Thats actually pretty easy.
flat on front
jack up good rear, remove,fit poxy space saver tyre on rear, lower
jack up flat front, remove and fit good ex rear tyre to front, lower
try and figure out where you are going to carry flat tyre- as it wont fit in the spare tyre compartment....
drive off- slowly and only to next servo to get flat fixed (this is the bit most people seem to have problems with in the end)

primummobile
2014-May-30, 06:02 PM
Sure. But how successful that is depends on a lot of things like jack size and ground clearance.

boppa
2014-May-30, 06:16 PM
Yes the dreaded `jack is too tall' problem
Its easily fixed
You get your chocks of wood used to chock the opposite wheel (oh now I see the issue- most people dont have them- in which case what stops the car rolling off the jack and crushing them???)
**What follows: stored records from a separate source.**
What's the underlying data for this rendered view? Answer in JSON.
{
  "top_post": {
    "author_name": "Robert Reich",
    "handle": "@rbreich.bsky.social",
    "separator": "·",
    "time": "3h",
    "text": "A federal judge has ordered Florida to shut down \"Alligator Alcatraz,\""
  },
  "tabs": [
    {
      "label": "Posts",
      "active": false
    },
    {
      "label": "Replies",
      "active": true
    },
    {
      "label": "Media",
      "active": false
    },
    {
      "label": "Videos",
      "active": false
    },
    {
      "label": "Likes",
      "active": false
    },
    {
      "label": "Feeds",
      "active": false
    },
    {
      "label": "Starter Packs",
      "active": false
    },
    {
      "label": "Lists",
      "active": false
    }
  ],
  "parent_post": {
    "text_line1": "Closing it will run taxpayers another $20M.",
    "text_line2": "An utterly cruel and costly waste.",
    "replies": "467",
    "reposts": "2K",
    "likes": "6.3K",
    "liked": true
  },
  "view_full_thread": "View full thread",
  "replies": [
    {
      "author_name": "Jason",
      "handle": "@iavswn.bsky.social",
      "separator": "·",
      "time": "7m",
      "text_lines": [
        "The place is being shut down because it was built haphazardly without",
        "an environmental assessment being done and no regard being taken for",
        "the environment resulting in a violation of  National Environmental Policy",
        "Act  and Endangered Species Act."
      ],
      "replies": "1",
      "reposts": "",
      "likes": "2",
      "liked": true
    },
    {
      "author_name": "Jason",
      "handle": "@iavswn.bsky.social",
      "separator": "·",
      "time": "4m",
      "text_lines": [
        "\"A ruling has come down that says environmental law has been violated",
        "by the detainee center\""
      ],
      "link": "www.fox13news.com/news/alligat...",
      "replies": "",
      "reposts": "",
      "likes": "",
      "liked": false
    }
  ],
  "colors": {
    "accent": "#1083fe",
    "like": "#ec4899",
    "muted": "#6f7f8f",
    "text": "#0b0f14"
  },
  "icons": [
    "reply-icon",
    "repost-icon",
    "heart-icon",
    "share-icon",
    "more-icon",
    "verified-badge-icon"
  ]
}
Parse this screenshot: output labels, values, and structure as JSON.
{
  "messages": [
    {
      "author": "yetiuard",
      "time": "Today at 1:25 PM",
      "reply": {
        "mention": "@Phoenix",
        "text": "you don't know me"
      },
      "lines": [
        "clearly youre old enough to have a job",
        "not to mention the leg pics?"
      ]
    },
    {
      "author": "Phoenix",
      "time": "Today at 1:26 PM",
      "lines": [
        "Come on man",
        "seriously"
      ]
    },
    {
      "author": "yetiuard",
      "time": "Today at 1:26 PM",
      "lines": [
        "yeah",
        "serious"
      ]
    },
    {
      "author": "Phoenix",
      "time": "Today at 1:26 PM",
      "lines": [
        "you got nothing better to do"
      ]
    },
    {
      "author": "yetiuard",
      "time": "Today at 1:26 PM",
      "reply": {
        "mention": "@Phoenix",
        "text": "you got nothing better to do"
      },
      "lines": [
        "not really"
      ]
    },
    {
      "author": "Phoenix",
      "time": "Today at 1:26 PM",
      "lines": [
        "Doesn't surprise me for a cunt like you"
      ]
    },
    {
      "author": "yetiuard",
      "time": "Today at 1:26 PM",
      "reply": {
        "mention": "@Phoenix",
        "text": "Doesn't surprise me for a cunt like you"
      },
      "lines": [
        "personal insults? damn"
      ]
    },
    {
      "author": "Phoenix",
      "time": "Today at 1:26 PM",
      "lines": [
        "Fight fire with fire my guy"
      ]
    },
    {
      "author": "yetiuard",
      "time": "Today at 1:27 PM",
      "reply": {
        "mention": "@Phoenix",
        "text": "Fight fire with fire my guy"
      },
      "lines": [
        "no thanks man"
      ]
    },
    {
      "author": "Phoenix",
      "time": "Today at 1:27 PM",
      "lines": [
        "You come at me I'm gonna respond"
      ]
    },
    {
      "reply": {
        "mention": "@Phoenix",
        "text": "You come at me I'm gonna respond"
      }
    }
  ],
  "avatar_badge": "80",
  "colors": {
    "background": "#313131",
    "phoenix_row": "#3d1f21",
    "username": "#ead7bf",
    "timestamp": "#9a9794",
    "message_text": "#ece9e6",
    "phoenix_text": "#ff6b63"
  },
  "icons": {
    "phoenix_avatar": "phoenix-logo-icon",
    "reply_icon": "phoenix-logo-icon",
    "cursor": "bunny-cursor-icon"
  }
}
drive flat tyre up onto wood chock (or tree branch or kerb or whatever is handy) then put jack under car
(I actually carry timber blocks in the tilt tray just for modern lower cars with front spoilers etc- build a `bridge' of timber for the front tyres to run up as its winched on- otherwise people seem to complain if the front bumper and spoiler get dragged under the car and crushed... cant understand why lol)

primummobile
2014-May-30, 11:20 PM
Wooden blocks? I just take my chances. But I do.change my own spares and if I see a woman with a flat I stop.

profloater
2014-May-31, 08:32 AM
Thats actually pretty easy.
flat on front
jack up good rear, remove,fit poxy space saver tyre on rear, lower
jack up flat front, remove and fit good ex rear tyre to front, lower
try and figure out where you are going to carry flat tyre- as it wont fit in the spare tyre compartment....
drive off- slowly and only to next servo to get flat fixed (this is the bit most people seem to have problems with in the end)

OK but setting the scene with cold and rain, dark, fast cars are rushing by, and the jack is under the luggage and the tyre too, or often under the car on a frame with a nut to undo, lying on your back in the wet road;
compare your sequence with: find the foam can, fully deflate the tyres using the valve cap, screw the can hose onto the inflator valve, let it squirt while you stand on the and refill the tyre, drive carefully on to a safe place.

danscope
2014-May-31, 06:31 PM
Sometimes, the tire is destroyed well beyond the use of squirt foam. Swapping out the tire is an important option.
Even a brick makes a road chock. Or a couple pieces of 4 by 4 , with a long slash cut. You might be on an incline.
Be prepared. I wonder where I learned that slogan? Hmmm.....

profloater
2014-May-31, 10:29 PM
That's true, but where we live in the country, they cut the hedges and leave sharp thorns and bits of wire fence cut by the rotating cutters, slow and not so slow punctures can be common while total blow outs are rare. They can be due to running hot on underinflated tyres.